Temperature Field Inversion of Heat-Source Systems via Physics-Informed Neural Networks

TL;DR

This paper introduces a physics-informed neural network approach for temperature field inversion in heat-source systems, improving accuracy by considering physics constraints and optimizing observation positions to reduce noise impact.

Contribution

The paper presents a novel PINN-based method for temperature field inversion and a position selection strategy using condition number to enhance robustness against noise.

Findings

PINN-TFI significantly improves temperature prediction accuracy.

CMCN-PSO effectively identifies optimal observation positions.
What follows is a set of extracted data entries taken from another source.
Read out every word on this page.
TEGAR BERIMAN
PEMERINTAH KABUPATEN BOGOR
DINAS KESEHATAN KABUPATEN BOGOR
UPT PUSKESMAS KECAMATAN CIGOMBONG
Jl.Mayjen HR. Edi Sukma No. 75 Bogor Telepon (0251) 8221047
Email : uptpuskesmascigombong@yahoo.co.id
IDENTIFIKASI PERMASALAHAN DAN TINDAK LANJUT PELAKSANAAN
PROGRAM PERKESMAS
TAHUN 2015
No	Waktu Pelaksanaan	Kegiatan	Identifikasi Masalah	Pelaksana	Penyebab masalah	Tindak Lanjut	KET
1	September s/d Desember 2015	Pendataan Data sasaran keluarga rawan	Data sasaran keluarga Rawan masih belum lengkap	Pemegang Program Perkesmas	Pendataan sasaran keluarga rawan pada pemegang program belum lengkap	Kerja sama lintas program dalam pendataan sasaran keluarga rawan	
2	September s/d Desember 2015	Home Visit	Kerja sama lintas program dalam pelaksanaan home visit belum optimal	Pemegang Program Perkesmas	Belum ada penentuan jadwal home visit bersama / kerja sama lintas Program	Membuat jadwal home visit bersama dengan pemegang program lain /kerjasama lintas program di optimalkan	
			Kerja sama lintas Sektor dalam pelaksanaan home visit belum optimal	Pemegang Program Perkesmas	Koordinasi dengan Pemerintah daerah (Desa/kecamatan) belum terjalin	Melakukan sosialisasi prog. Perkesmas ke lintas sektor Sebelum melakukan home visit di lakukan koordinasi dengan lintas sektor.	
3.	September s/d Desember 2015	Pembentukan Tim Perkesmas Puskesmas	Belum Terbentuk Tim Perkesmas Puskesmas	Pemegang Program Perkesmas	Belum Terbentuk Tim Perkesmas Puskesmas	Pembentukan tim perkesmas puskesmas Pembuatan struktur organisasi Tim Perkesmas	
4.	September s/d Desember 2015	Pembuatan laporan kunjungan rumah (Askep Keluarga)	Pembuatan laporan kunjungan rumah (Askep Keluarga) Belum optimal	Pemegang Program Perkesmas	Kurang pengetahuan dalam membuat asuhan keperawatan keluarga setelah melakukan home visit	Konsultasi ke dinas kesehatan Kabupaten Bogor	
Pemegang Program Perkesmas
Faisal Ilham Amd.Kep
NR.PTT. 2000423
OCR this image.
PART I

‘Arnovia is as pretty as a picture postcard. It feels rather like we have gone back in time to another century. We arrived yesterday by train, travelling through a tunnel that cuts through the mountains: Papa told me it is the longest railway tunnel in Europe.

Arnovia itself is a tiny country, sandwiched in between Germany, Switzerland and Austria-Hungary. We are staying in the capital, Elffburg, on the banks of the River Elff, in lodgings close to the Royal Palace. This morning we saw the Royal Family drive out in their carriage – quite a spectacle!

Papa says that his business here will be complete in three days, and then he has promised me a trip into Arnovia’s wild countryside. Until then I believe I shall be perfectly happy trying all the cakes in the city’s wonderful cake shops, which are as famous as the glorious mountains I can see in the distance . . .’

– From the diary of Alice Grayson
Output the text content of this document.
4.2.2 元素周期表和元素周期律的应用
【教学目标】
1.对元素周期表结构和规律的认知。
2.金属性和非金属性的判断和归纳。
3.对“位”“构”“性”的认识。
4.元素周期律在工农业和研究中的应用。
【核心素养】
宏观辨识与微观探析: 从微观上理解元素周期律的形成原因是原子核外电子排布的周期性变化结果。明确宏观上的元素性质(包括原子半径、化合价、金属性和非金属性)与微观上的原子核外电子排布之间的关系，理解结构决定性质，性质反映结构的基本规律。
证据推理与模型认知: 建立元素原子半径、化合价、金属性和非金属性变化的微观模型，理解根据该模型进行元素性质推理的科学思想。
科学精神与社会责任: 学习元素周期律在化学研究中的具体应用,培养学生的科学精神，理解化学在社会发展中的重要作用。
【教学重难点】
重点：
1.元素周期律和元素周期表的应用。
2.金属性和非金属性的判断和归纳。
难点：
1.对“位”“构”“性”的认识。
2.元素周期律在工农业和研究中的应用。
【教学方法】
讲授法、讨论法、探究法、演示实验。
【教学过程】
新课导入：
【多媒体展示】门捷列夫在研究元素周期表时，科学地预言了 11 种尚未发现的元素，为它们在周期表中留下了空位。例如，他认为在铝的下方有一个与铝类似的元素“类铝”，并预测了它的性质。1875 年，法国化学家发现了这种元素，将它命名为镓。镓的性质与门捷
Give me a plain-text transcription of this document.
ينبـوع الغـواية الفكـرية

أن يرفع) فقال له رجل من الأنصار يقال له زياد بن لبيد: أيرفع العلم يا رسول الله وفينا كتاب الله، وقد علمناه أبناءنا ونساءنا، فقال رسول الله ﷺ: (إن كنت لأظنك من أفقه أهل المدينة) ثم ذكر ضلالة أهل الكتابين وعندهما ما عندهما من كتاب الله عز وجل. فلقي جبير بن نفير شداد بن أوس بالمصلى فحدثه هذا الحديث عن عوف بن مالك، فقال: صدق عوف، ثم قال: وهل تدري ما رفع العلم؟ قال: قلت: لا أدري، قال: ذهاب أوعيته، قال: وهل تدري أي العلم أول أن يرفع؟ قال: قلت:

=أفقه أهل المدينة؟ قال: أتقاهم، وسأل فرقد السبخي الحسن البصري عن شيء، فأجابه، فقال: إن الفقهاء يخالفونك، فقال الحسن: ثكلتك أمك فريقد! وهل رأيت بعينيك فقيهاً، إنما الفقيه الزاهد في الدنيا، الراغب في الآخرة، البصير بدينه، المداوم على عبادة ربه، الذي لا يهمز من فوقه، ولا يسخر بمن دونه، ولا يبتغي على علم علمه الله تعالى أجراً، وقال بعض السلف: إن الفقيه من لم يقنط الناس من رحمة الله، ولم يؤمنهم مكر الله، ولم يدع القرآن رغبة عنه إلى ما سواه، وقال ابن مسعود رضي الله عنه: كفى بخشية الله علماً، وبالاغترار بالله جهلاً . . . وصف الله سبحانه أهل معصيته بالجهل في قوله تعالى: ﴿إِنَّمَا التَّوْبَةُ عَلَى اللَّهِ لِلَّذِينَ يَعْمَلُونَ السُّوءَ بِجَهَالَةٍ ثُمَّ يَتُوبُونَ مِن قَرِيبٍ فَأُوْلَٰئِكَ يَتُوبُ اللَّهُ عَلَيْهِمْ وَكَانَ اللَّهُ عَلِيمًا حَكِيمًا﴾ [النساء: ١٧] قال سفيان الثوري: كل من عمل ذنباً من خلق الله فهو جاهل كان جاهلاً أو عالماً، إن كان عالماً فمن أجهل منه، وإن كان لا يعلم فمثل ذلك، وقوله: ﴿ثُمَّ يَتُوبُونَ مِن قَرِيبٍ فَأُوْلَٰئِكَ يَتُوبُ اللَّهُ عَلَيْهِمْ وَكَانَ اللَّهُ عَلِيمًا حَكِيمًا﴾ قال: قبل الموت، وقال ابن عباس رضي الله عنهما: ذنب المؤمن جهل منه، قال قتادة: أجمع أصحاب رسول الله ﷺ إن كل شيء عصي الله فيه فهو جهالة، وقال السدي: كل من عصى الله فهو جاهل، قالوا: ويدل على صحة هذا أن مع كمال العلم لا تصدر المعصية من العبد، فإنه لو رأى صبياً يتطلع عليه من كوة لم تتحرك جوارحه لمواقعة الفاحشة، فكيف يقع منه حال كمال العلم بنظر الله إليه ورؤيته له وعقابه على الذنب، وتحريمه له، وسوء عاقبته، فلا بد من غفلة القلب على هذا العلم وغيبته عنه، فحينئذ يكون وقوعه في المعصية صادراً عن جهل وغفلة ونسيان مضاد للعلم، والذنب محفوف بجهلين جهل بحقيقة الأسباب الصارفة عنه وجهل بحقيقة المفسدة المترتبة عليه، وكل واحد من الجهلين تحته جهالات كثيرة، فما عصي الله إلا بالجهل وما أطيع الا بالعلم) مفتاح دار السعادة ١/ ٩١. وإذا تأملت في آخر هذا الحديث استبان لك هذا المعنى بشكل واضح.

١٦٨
The combined approach enhances robustness to noisy data.

Abstract

Temperature field inversion of heat-source systems (TFI-HSS) with limited observations is essential to monitor the system health. Although some methods such as interpolation have been proposed to solve TFI-HSS, those existing methods ignore correlations between data constraints and physics constraints, causing the low precision. In this work, we develop a physics-informed neural network-based temperature field inversion (PINN-TFI) method to solve the TFI-HSS task and a coefficient matrix condition number based position selection of observations (CMCN-PSO) method to select optima positions of noise observations. For the TFI-HSS task, the PINN-TFI method encodes constrain terms into the loss function, thus the task is transformed into an optimization problem of minimizing the loss function. In addition, we have found that noise observations significantly affect reconstruction performances of the PINN-TFI method. To alleviate the effect of noise observations, the CMCN-PSO method is proposed to find optimal positions, where the condition number of observations is used to evaluate positions. The results demonstrate that the PINN-TFI method can significantly improve prediction precisions and the CMCN-PSO method can find good positions to acquire a more robust temperature field.